While nuclear plants are among the most hardened infrastructure assets, plant operators may have to take added measures to offset exposure to these growing climate risks, Moody's says. The proximity of power plants to large bodies of water leaves them vulnerable to flooding, hurricanes, and storm surges, which increases the risk of damage to the plant or essential equipment.

Rising heat and water stress also poses a risk to plant operations. "Parts of the Midwest and southern Florida face the highest levels of heat stress, while the Rocky Mountain region and California face the greatest uncertainty regarding long-term water supplies, Kamran said. "We count about 48 GW of nuclear capacity with elevated exposure to combined rising heat and water stress across the US."

For regulated or cost based nuclear plants, representing 55 GW of generating capacity, the credit impact of these climate risks is likely to be more modest given their ability to recoup costs through rate recovery mechanisms. Many of these plants face higher risks of floods and hurricanes due to their locations.

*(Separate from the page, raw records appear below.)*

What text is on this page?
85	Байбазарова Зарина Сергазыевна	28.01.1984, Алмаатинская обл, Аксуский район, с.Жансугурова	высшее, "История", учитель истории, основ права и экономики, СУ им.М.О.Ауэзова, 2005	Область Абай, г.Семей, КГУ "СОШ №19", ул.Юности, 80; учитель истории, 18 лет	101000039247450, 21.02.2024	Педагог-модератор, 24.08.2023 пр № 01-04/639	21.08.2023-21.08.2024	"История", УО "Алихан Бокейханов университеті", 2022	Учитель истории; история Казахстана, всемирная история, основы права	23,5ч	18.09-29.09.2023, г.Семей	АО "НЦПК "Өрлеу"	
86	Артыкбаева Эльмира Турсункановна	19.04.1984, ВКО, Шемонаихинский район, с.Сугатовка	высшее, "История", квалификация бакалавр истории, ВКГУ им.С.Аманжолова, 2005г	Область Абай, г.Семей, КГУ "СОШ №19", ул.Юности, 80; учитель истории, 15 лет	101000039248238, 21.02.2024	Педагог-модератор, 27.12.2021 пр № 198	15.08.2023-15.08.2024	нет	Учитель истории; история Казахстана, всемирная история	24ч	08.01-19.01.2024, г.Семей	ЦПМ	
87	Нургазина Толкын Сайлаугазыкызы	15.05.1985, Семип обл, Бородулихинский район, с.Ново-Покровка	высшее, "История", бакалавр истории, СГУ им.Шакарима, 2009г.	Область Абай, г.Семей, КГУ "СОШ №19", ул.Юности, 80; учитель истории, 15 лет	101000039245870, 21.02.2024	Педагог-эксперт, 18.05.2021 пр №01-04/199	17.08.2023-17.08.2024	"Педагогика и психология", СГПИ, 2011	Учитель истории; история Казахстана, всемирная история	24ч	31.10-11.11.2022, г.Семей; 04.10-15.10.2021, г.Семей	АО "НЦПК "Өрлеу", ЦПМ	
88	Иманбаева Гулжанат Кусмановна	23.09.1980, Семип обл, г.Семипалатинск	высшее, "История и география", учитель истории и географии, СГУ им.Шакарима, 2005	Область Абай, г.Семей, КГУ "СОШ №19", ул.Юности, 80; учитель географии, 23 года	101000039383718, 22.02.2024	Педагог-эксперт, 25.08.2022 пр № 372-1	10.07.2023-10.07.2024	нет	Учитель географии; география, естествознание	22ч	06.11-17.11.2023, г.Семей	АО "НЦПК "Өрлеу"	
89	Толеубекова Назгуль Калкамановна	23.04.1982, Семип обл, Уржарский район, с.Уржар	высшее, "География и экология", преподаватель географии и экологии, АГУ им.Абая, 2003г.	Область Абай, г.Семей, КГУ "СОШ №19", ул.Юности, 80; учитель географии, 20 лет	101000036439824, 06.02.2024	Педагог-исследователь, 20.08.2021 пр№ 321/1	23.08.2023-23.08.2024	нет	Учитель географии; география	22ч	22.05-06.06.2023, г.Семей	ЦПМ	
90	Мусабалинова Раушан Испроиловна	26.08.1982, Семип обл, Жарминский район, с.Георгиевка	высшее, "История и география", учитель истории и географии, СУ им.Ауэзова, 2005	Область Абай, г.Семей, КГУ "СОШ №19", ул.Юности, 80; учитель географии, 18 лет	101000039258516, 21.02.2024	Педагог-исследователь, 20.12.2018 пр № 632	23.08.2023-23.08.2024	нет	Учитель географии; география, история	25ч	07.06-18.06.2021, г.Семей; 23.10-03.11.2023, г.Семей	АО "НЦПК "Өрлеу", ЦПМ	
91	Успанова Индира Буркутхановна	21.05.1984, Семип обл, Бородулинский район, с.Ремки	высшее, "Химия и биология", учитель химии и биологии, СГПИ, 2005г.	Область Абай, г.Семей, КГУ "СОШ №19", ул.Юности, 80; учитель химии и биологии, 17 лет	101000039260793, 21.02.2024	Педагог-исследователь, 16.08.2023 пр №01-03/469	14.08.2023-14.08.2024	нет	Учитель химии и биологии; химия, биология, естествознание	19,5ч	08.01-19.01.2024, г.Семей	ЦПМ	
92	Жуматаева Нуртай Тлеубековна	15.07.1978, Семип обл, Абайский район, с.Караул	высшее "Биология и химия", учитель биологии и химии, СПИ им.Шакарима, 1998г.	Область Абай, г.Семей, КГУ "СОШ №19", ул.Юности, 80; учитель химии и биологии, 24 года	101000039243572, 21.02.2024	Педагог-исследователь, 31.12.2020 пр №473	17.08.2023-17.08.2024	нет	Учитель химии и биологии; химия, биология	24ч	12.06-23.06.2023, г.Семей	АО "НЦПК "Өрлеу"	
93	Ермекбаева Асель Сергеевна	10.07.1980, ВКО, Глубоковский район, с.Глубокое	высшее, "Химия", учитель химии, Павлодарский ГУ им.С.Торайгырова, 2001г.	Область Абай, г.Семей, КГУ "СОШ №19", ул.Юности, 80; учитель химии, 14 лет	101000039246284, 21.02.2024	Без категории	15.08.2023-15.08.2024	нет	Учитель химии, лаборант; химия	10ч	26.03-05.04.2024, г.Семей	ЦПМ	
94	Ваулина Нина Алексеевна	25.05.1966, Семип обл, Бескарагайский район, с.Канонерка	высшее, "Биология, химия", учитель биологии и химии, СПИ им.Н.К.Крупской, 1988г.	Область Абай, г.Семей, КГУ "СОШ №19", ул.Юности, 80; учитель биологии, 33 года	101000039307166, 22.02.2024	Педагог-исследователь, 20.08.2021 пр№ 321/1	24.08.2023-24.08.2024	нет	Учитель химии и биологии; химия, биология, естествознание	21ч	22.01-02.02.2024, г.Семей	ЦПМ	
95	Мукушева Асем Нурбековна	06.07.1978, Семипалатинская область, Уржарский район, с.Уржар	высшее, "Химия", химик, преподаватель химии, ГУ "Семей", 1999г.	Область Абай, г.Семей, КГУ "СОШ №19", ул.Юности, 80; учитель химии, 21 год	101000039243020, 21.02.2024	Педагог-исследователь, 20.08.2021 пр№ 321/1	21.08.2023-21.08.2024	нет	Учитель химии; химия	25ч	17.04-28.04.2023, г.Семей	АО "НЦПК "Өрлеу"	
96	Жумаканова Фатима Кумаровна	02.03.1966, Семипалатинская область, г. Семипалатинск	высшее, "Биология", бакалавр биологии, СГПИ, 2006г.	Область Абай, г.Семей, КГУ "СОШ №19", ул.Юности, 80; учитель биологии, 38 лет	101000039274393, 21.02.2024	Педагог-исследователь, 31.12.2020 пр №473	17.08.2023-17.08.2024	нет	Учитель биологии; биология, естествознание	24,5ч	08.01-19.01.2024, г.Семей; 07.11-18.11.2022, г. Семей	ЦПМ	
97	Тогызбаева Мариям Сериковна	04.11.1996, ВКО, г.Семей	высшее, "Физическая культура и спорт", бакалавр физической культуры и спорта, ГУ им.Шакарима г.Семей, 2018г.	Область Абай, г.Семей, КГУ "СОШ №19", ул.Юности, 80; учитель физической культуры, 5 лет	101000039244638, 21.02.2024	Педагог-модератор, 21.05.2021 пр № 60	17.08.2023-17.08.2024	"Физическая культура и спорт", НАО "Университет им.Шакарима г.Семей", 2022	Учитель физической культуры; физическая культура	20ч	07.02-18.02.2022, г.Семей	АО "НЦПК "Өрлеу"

For market-based nuclear plants, the credit impact of climate risks is likely to be more pronounced relative to cost based plants, given they don't have the ability to recoup costs through rate recovery mechanisms. These plants face elevated heat stress, with more locations facing high and red flag water stress, according to Four Twenty Seven.

Given pressure to support baseload demand, Moody's expects many nuclear plant operators to file for license extensions over the next decade. Because their ability to operate effectively will be impacted by climate hazards, nuclear plant operators will continue to determine the exposure they face and design and implement resilience measures to adapt to these risks.